For years, South Sudanese refugees had lived in Israel, many raising children who attended Israeli schools, spoke Hebrew, and understood Israel as home. When deportations began, families were sent back to a country already showing signs of violent fracture. Within a short time, South Sudan descended into full-scale civil war marked by massacres, ethnic cleansing, famine, and epidemic disease. Civilians, especially children, were hunted, displaced, or killed simply for being identified as belonging to the “wrong” group.

As fighting intensified, communication with many deportees vanished.

What emerged instead were fragments: reports of children hiding in forests, of entire villages erased, of families fleeing repeatedly at the sound of gunfire. Some children survived weeks alone, without clean water or food, stepping over bodies, learning silence to avoid detection. Aid agencies were often unable to reach the most dangerous regions. In many areas, there was no functioning state, only armed groups and shifting front lines.

A group of Israelis, friends, neighbors, and teachers, refused to turn away. Among them was Rami Gudovitch.

Rather than accept deportation as an endpoint, Gudovitch helped organize a civilian rescue network. Together with Lea Miller Forstat, he co-founded Become (R.A.), an entirely volunteer-run initiative dedicated to restoring one essential thing that had been taken away: education. The work was carried out in full partnership with former refugees, local community members, educators, and clergy on the ground.

Working across borders and conflict zones, members of the deported refugee community searched for families and children who had once lived in Israel and had been sent back into war. These were not formal humanitarian missions. There was no institutional protection, only trust, local knowledge, and a shared refusal to leave children without options, with support from Become and friends in Israel.

Rescue efforts moved quietly, from house to house, village to village, and sometimes into forests where survivors were hiding. In some cases, children had escaped massacres on their own, surviving for weeks without food or clean water. In others, they were hidden by villagers who risked their own lives for helping children marked as outsiders.

Contact was frequently lost. Phones went dead. Entire areas became inaccessible. Weeks sometimes passed without news. When communication was restored, it could be as minimal as a single message confirming survival. In other cases, there was no message at all.

When children were successfully located and brought out of immediate danger, the focus was never temporary relief. Education became the center of the project. Not as an abstract ideal, but as the only realistic way to offer stability, dignity, and a future beyond survival. For children pulled out of classrooms and thrust into war, returning to school was a form of repair.

Over time, that commitment reshaped lives. Many of the children once rescued from conflict zones are now young professionals, activists, and university students, including at leading institutions around the world. What began as emergency response became a long-term educational community.

Public debate around deportation often frames the issue in terms of policy, security, and capacity. On the ground, those decisions translated into hunger, flight, and death. Deportation was not an administrative act. It was a trigger.

Gudovitch has consistently rejected arguments that detach policy from consequence. Political language collapses, he argues, when confronted with a child who does not know where their next meal will come from. No ideological position survives that encounter unchanged.

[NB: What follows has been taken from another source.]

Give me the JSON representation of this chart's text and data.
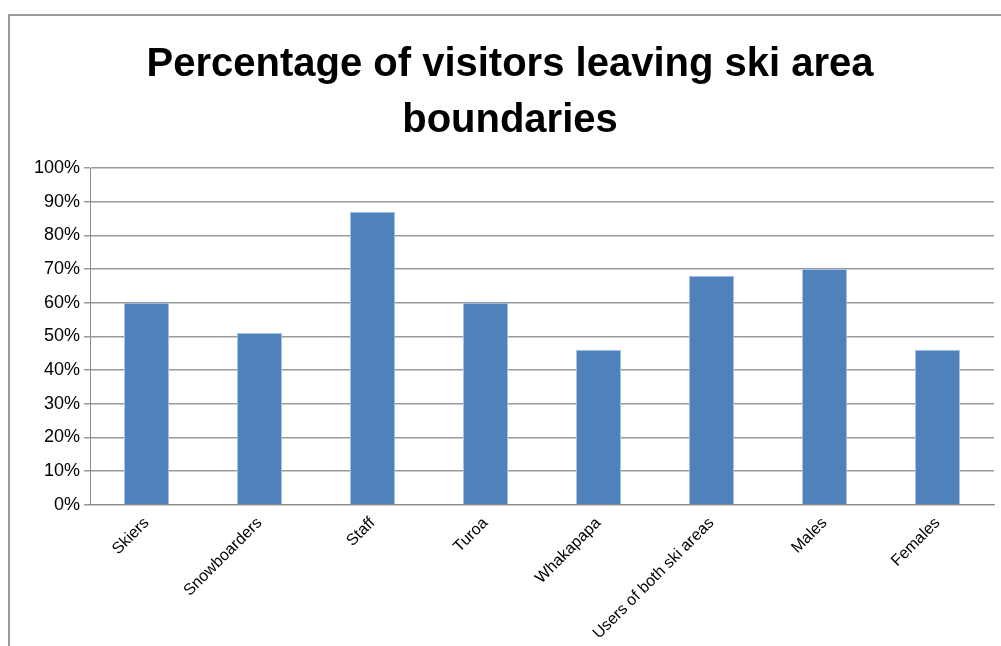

The political climate in Israel, as in many countries, has shifted toward exclusion rather than responsibility. The story of the South Sudanese children exposes the cost of that shift. These were not strangers. They were once classmates, neighbors, and students.

History will record the war. It will document the policies. But it will also remember the people who refused to believe that deportation ended responsibility, and who worked together, as volunteers and as equals, to make education possible when survival depended entirely on human courage.